Пантелей исчез и вскоре появился, неся на вешалке выглаженный генеральский мундир.

Проснулась от домашней суеты и тихо пискнула дочка. Нина бросилась к ней.

— Може, Авдотью позвать? — спросил Пантелей.

— Сама придет, — сказала Нина. — Она знает.

— Шести сутки дитя на свити живэ, а як звать — не придумалы. Кошенятку чи там собачатку, и тем сразу имя дають, — покидая каюту, ворчливо сказал Пантелей. И, уже прикрывая дверь, добавил: — Там, в городи, этот… ихний поп, он ей турецьке имя присвое. И буде она якаясь Халима чи Далила. Срамота!

Когда дверь за Пантелеем закрылась, Слащёв сказал:

— А и правда, что ж это мы?

— Я думала об этом, — Нина подняла глаза на Слащёва. — Хотела такое, что б тебе понравилось.

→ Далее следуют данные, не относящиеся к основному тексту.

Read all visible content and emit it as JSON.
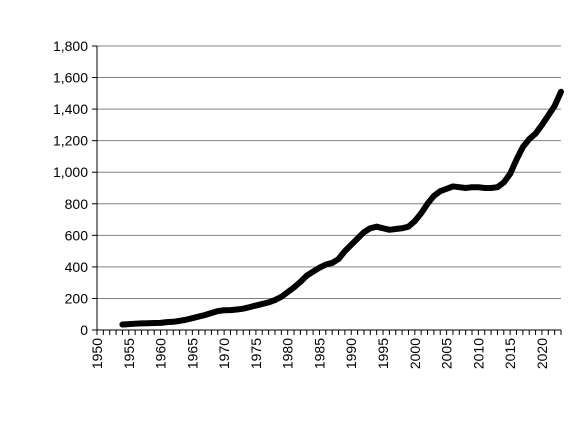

Может, Софья? Или Стефания? Так мою маму звали.

— Ты русские имена вспоминай. Наша дочь — россиянка.

— Ну, Елизавета или Екатерина?

— Ага. Еще Анна. Тебя все больше царские имена нравятся. Или уж какие-то совсем нерусские: Стефания, — начал сердиться Слащёв. — Ты мне хоть одно простое русское имя назови!

— Авдотья! — с вызовом сказала Нина.

— Авдотья? А что, ничего имя. Вполне. А уменьшительное? Ну, как ее сейчас, такую манипуську, будем звать?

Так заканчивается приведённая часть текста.